被爆者年末お見舞い訪問の報告から
心がこもったお見舞金と編み物 訪問は気持ちを通わすひととき
2018年12月に「被爆者に年末見舞金を贈るつどい」が開かれ、そこで贈呈されたお見舞金と、東都生協組合員から届けられた手作りの膝掛けや帽子などの編み物を持って、各地区ごとにお見舞い訪問がおこなわれました。「つどい」の模様は「東友」12月号に既報ですが、要約を再掲するとともに、現在寄せられている地区からの報告を紹介します。

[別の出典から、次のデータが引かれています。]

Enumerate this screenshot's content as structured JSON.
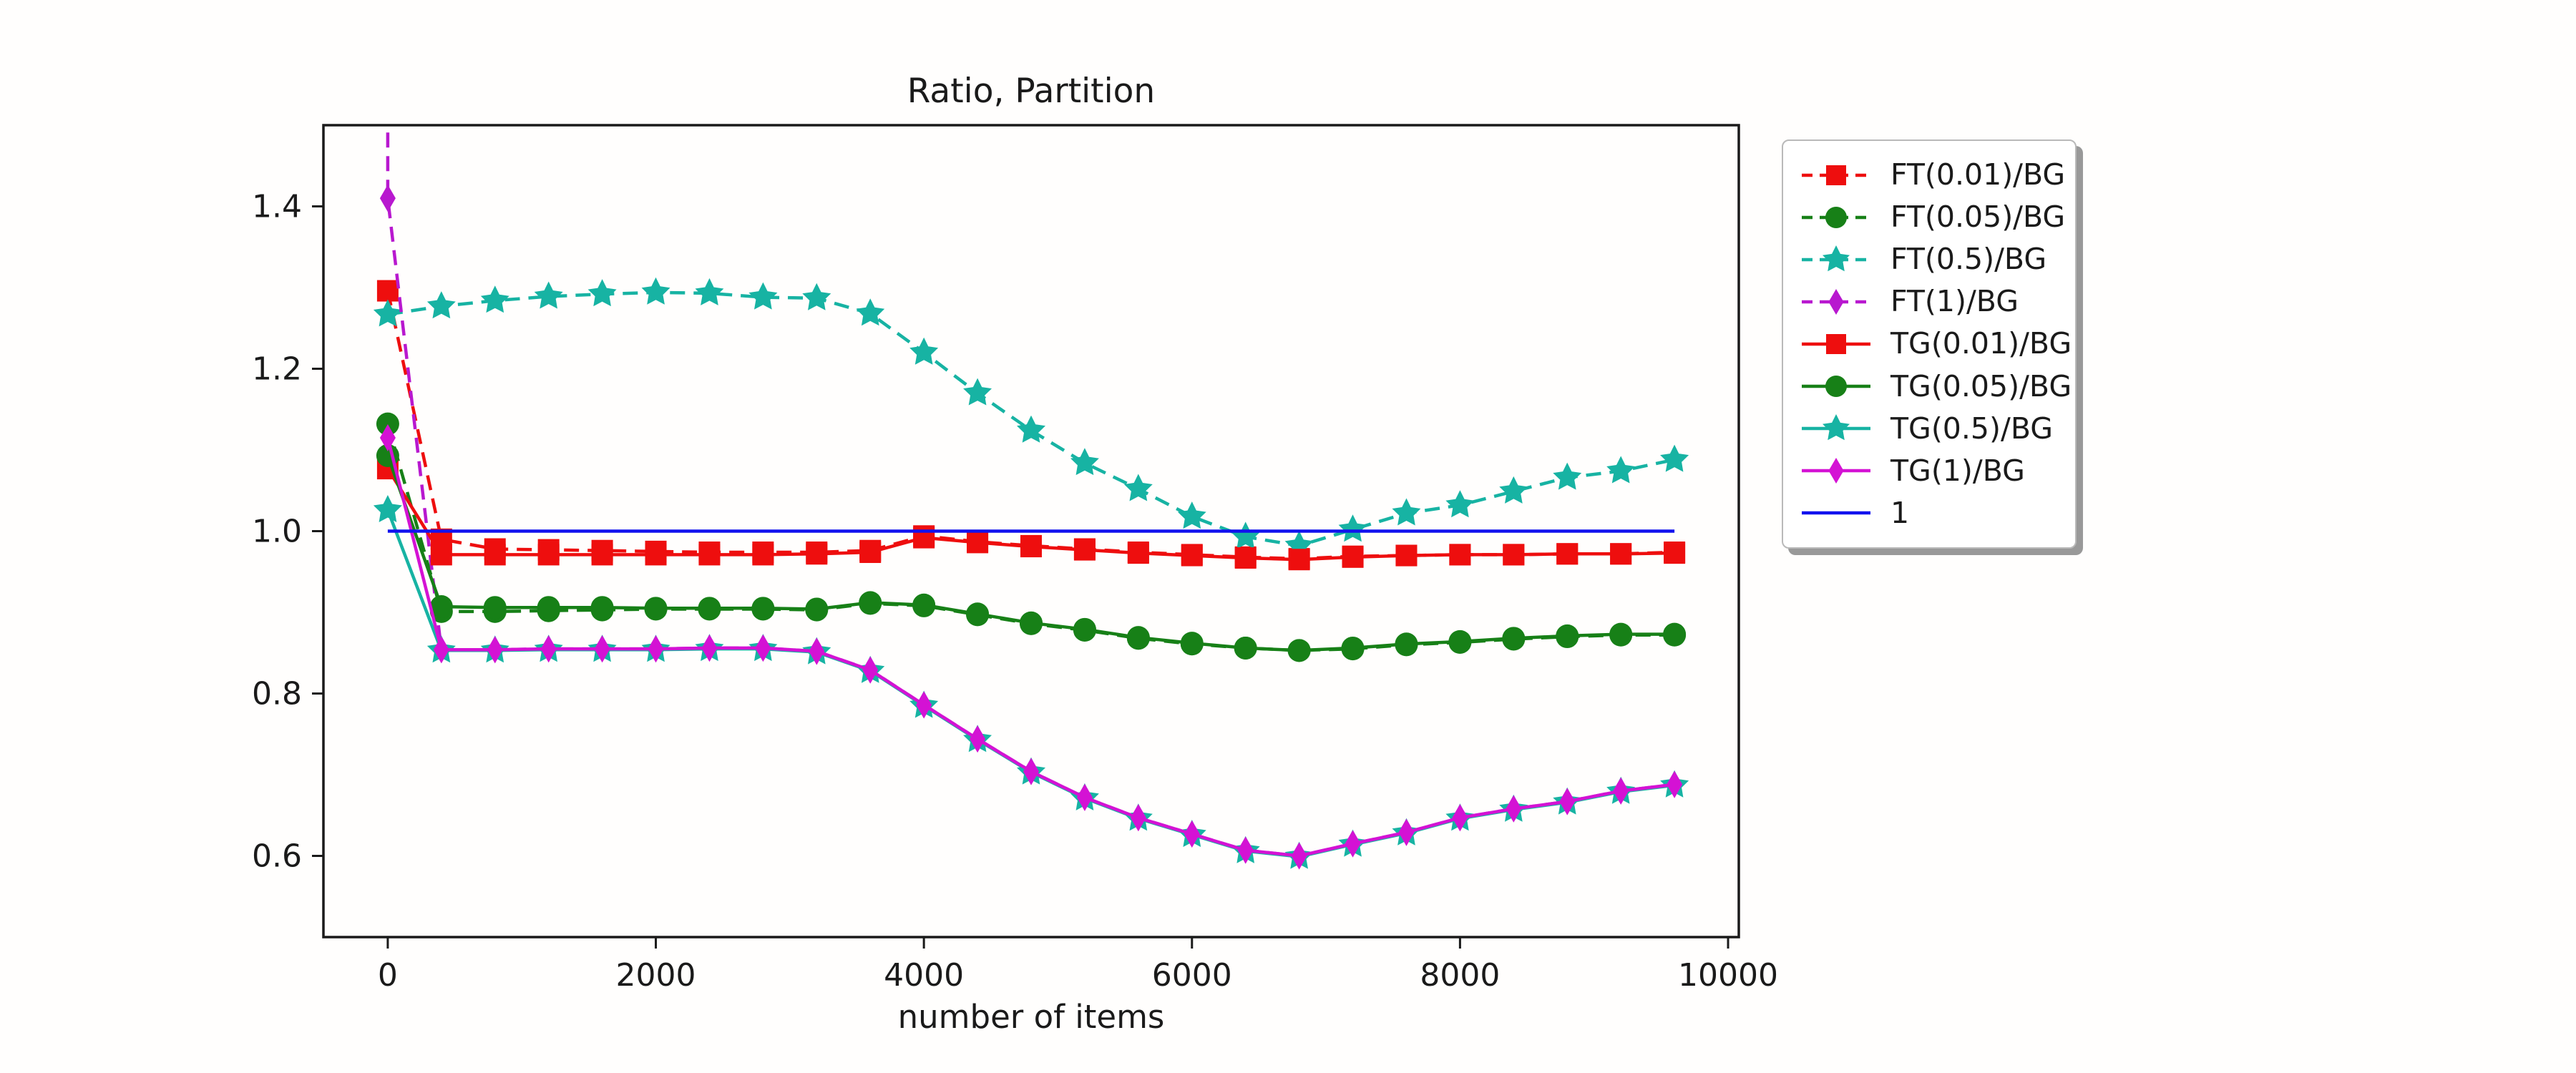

54回目の「被爆者に年末見舞金を贈るつどい」は2018年12月9日、東友会事務所のある平和と労働センターで開かれ、東京原水協から26人、東友会から35人が参加しました。参加者全員で原爆死没者への黙祷を捧げた後、東友会の家島昌志執行理事が原水協の厚意に感謝しながら開会の挨拶。東京原水協の柴田桂馬代表理事は、1960年の原水禁世界大会で原爆が投下された6日と9日を毎月被爆者救援と原水爆禁止をめざす行動日とすることが提唱され、4年後から被爆者への年末見舞が始まったことなどを詳しく紹介しました。
東友会からは、豊島区で40年近く年末見舞いを届けている東友会執行理事の山田玲子さんが、見舞金を受ける被爆者への対応や苦労話などを姿が見えるように紹介し、参加者の感動を呼びました。
その後、東京原水協の橋本博代表理事から東友会の山田執行理事に見舞金の目録が手渡されました。2019年の年末見舞金は30区市の被爆者166人に一人3000円ずつ届けられます。これまで見舞金を受けた被爆者は1万1116人、総額は3368万2000円にのぼります。
地区からの訪問報告(訪問日付順)
中野
東京原水協の皆さんから被爆者への貴重な浄財である年末お見舞金。今回は12月13日、中野長広会の役員3人と中野原水協の事務局長で、8人の高齢会員や要介護の会員を訪ねてお渡ししました。
人数は限られますが、年末のお見舞訪問は数少ない貴重な交流の機会でもあり、無事な姿を確認し合い、良き新年を迎えられるように励まし合うひと時を過ごしました。(家島昌志)
武蔵野
12月17日、武蔵野けやき会から2人、武蔵野原水協から2人の計4人が参加し、年末見舞金を届けました。
介護施設に入所している一人の女性は、言葉は少々不自由ながらおだやかなお顔で、送ってこられた人生の様子がうかがわれました。90歳の男性は、これから麻雀をしにいくところだと元気に出迎えてくれ、83歳のこちらがたじろぐほどでした。もう一人の女性は、被爆の体験談を玄関口で長々と話されました。
今回訪問した4人の方がたは、人生の途中で被爆というとんでもない災難に遭ったとはいえ、現在は前向きに過ごしておられ、その姿に訪問した側が勇気づけられた思いでした。(梅岡功)
練馬
12月21日から23日にかけて、被爆者練馬の会から5人が参加し、82歳から91歳までの5人を訪問しました。
一人はがんで入院中でしたが一時退院しておられたところを訪問し、お見舞いすることができました。練馬の会の役員を長くつとめられた91歳の女性は、お元気そうに見え安心。ご本人は自分のことより被爆二世のこれからを心配なさっていました。一人暮らしの男性は、がんの治療中とのことでしたが、明るく歓談のひと時を持つことができました。(綿平敬三)
江戸川
12月22日、江戸川親江会から7人、江戸川原水協から7人が参加し、班に分かれて年末見舞金を届けました。
訪問先の被爆者は79歳から101歳までの15人。以前、親江会の役員をしていた女性は、心臓が悪く精神的にも弱っておられましたが、お見舞い訪問と「膝掛け」の贈り物をとても喜んでくださいました。ホームに入っている要介護度5の男性は、8月の式典に参加した原水協の人が「広島は暑かった」と話すと泣き出されました。姉を原爆で亡くすなど深い悲しみを抱えてこられたそうです。